SIA BAHATI v MARTHA GORRET WAMBUI & NOBBERT TERRY YIDOT [2011] KEHC 3393 (KLR)
Full Case Text
REPUBLIC OF KENYA
IN THE HIGH COURT OF KENYA
AT MALINDI
CIVIL APPEAL NO. 13 OF 2006
SIA BAHATI …………………….…………………..….APPELLANT
VERSUS
MARTHA GORRET WAMBUI
NOBBERT TERRY YIDOT…………………….…..RESPONDENTS
RULING
The Chamber Summons dated 16th September 2010 is brought pursuant to provisions of Order XXXIX Rule 1, 2, 3 Civil procedure rules and section 3 and 3A of the Civil Procedure Act seeking for restraining orders to issue against the respondent through themselves and/or their servants and/or their employees and/or their agents or whosoever acting on their behalf, from constructing, utilizing, building, alienating and/or dealing with the disputed boundary of plots No. 60 and 59, between the parties herein in any manner until this appeal is heard and determined. The application is premised on grounds that:
(a)The appellant filed this appeal sometime on 3rd July 2007 against the decision of Hon. C. O. Obulutsa (SRM) and has prepared all the court papers relating to the appeal.
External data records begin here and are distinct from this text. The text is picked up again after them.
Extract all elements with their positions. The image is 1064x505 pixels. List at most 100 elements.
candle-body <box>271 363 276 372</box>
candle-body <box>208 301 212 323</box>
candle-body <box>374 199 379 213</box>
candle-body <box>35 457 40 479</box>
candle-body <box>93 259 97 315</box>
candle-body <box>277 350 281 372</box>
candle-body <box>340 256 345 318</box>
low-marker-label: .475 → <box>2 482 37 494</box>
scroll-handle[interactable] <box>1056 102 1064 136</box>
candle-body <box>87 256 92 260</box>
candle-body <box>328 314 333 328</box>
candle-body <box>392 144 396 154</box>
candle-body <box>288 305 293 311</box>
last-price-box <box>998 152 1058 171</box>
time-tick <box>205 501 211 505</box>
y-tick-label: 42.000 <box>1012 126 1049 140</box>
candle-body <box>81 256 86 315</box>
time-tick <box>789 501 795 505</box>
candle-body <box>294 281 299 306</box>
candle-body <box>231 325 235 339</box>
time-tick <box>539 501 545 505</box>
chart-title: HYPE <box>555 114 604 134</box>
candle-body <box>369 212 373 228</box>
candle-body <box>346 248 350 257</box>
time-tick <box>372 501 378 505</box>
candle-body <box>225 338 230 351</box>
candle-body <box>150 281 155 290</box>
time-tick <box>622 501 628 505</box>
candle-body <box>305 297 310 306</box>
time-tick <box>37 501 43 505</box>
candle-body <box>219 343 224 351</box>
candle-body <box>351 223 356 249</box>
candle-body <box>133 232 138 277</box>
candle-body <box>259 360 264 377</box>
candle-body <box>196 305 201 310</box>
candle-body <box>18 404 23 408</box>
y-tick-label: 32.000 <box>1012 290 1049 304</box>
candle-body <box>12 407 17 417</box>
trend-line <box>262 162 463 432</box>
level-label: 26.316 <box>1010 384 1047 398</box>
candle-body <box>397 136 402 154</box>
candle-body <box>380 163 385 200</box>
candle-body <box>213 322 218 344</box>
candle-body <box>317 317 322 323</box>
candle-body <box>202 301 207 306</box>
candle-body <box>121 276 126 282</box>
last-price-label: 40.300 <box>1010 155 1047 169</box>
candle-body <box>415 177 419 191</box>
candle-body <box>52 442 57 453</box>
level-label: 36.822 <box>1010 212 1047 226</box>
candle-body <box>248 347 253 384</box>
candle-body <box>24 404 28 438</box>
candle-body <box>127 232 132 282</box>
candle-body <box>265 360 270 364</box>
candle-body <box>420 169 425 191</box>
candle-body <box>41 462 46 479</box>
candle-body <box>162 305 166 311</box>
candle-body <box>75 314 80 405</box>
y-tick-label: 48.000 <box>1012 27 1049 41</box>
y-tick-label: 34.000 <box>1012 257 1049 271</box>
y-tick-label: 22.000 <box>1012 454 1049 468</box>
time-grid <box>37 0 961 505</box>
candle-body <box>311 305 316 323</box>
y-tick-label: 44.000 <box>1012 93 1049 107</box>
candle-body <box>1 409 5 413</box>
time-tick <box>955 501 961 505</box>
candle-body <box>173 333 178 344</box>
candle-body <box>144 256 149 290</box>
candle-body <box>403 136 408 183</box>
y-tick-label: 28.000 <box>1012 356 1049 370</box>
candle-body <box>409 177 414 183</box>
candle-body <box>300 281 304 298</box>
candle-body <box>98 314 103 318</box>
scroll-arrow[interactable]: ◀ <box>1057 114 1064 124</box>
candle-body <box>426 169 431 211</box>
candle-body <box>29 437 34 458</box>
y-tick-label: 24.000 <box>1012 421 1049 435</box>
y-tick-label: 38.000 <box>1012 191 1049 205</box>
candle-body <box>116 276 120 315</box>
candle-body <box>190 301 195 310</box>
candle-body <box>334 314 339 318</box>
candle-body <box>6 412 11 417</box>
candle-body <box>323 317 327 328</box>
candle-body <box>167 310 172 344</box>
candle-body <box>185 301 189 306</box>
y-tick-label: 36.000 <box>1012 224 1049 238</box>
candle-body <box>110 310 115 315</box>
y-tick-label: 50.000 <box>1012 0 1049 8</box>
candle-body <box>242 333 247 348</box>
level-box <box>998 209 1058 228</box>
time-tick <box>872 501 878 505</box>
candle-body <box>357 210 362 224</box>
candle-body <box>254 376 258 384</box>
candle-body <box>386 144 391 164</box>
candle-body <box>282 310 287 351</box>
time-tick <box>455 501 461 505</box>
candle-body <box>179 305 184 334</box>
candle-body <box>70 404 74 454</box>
(b)The appellant is in the process of listing the appeal for hearing and determination.
(c)The appellant had travelled to Germany to attend to family issues and while in Germany, she was informed by her caretaker that the defendants were busy with constructing on the disputed boundary which is the subject of this appeal.
(d)She travelled back to Kenya on 14th September 2010, and found construction going on at the disputed boundary of plots No. 59 and 60 – the subject of this appeal.
Should the defendants continue with their activities, then the present appeal shall be a nullity, which is why it is important that status quo be maintained pending hearing and determination of the appeal.
The supporting affidavit sworn by SIA BAHATI reiterates the issues raised in the grounds for the application – in fact it is replicate. The respondents did not file any reply or grounds of opposition.
I confirm that an appeal has been filed from the decision made by Hon. Obulutsa. From the memorandum of appeal the applicant is aggrieved especially with the finding that she had encroached onto plot NO. 60 which borders her plot No. 59. That is the subject of the appeal. Indeed its apparent if there are any constructions being carried out on the disputed boundary, by the respondents, they justify such action on account of the findings by the trial court, and it would seem that the appellant never sought for orders of stay pending appeal.
That applicant is aggrieved by the trial court’s findings cannot be disputed as indeed an appeal has been filed. Indeed if preservatory orders are not issued, then the respondents will proceed to complete construction to the prejudice of the appellant. I think applicant has demonstrated prima facie the need to have the orders issue in the face of the pending appeal.
(2) Would damages be an adequate remedy if the orders are not granted? Applicant did not argue this limb.
(3) What about the balance of convenience – surely it is more convenient to preserve the existing status quo, than allow for the construction to proceed, then in the event that applicant succeeds in the appeal, order for demolition. If the appeal fails, the respondents can always carry on with the construction. The respondents have not indicated any prejudice they will suffer if the construction is halted at this point.
Consequently I find merit in the application and allow for orders of injunction to issue with regard to the respondents’ activities whether by themselves, servants and/or agents from constructing, utilizing, building, alienating on in any other manner dealing with the boundary of plot no. 60 and plot no. 59 until the appeal is heard and determined.
The appellant must set down the appeal for hearing within the next ninety (90) days hereof.
Delivered and dated this 23rdday of March 2011 at Malindi.